12. We have given our anxious consideration to the rival contentions made by the learned counsel on either side and also gone through the records as well as the impugned order of the learned single Judge.

13. Both the counsel would cite a cart load of authorities, relevant of which, we shall refer to later.

14. Let us now see the copy of the appointment order, dated 22.06.1990, issued in favour of Ilango, one of the petitioners, which reads as follows:

"Thiru Illango is appointed as Daily rated casual labourer in the Legislative Assembly Department, Pondicherry, against the existing vacancy with effect from the...
He will be paid wages in accordance with the rates prescribed in G.O.Ms.No.32/90/F.3, dated 10.4.90, of the Finance Department, Pondicherry.
He is informed that the appointment is purely on daily wages basis and his services are liable to be terminated at any time without notice and without assigning any reason therefor.
Sd/-
(S.RAMAMOORTHY), Editor of Debates."

15. There is no dispute about the fact that other writ petitioners were also appointed under the orders, which are similar. The above order would indicate that (i) the petitioner is appointed by the Editor of Debates in the Legislative Assembly Department, as a daily rated casual labourer, (ii) his appointment is purely on daily wages basis and he will be paid wages in accordance with rates prescribed in G.O.Ms.No.32/90/F.3, dated 10.04.1990, of the Finance Department, Pondicherry, and (iii) his services are liable to be terminated at any time without notice and without assigning any reason therefor. The said three conditions would clearly indicate that the petitioner is only a temporary employee.
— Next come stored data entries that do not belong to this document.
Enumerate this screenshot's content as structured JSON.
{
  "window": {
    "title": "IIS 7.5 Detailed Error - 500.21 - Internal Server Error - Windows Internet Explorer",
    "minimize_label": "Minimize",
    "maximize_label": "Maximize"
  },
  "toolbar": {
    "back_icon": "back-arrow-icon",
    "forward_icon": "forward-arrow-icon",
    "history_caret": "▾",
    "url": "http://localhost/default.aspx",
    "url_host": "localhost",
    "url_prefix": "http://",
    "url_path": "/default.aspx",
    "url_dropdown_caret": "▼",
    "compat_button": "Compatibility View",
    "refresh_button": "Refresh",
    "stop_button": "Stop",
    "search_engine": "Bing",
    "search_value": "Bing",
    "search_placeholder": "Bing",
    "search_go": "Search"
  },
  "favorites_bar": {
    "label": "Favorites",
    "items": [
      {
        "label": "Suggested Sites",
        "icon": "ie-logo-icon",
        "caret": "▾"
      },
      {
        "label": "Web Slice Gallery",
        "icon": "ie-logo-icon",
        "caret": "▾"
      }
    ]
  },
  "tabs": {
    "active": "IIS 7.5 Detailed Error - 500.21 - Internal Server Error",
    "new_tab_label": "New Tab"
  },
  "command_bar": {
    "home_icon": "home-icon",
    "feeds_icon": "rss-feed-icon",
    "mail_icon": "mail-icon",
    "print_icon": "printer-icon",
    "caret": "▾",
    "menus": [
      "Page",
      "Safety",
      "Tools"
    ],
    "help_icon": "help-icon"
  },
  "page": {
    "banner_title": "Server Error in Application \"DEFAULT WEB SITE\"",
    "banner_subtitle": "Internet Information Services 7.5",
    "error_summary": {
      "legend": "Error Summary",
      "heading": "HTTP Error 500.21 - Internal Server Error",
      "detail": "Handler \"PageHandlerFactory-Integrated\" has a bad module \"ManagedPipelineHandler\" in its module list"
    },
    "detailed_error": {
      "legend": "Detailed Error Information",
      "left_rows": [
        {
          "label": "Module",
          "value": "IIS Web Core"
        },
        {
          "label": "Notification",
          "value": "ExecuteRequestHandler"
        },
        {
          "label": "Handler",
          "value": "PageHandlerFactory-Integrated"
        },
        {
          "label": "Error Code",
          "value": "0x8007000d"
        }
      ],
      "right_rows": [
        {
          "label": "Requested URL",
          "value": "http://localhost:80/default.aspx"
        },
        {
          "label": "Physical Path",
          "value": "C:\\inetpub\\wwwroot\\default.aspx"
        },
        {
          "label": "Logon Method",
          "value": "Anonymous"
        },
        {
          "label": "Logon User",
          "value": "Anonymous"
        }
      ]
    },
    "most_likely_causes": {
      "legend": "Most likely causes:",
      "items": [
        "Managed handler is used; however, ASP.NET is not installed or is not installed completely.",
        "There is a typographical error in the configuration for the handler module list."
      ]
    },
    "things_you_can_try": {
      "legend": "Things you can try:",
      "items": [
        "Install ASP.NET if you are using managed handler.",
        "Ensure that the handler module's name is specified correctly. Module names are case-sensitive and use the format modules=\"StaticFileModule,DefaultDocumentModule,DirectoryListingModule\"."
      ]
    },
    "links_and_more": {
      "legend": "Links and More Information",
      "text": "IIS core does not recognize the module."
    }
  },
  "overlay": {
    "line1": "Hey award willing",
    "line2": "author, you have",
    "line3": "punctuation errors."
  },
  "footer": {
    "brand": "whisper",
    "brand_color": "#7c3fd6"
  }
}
16. Let us now look at the termination order of Illango, which reads as follows :

"The service of Thiru Illango, Daily rated casual labourer of this Department, is terminated with effect from the afternoon of May,13,1992.
Sd/-
(S.RAMAMOORTHY), Editor of Debates"

Similar orders were passed on the same day for others as well.

17. A plain reading of the order of appointment as well as the order of termination would go to show that the appointment was made purely on temporary basis and the service was liable to be terminated at any time without notice and without assigning any reason and, accordingly, his service was terminated, giving no reason in the order. This would indicate that the termination order does not attribute any stigma against the said employee for termination.
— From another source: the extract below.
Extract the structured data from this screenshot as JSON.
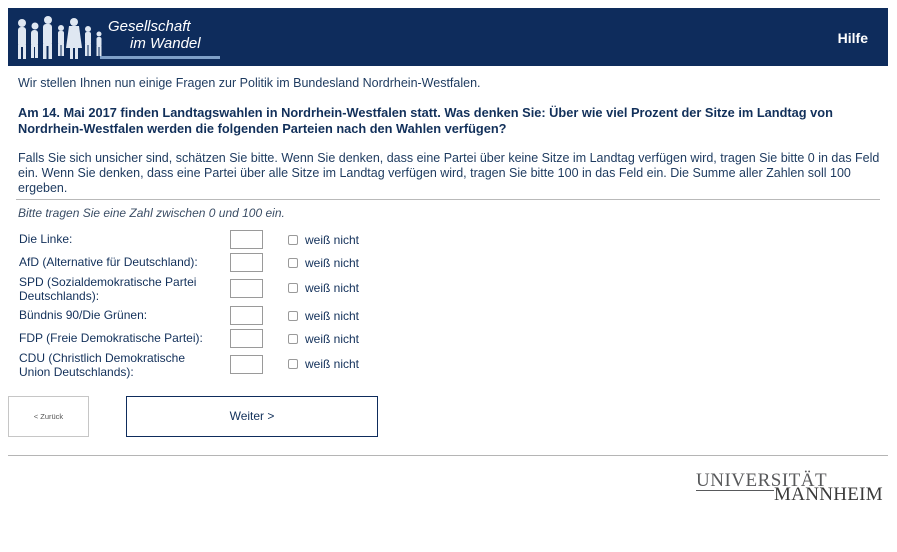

18. But, the impugned order, passed by the learned single Judge, would show, that mainly on the ground urged by the counsel for the petitioners/employees that the petitioners have put in a long continuous service; existing posts were not abolished and the same are continuous and subsisting; the petitioners were shown discrimination over re-employment and there was no enquiry, even though dereliction of duty was attributed against them, the Writ Petitions were allowed, giving directions in favour of the employees.

19. Before adverting to the merits of these grounds, mentioned in the impugned orders, it would be proper to deal with the settled legal position, as determined by the Apex Court. First, we shall refer to the decisions cited by the learned Special Government Pleader, Pondicherry.

20. The Supreme Court, in (Madhya Pradesh Hasta Shilpa Vikas Nigam Limited v. Devendra Kumar Jain & Ors.), would observe as follows :

"In the case of appointment on temporary basis, a servant who is so appointed does not acquire any substantive right to the post, even though the post itself may be permanent and it is an implied term of such appointment that it may be terminable at any time and without notice."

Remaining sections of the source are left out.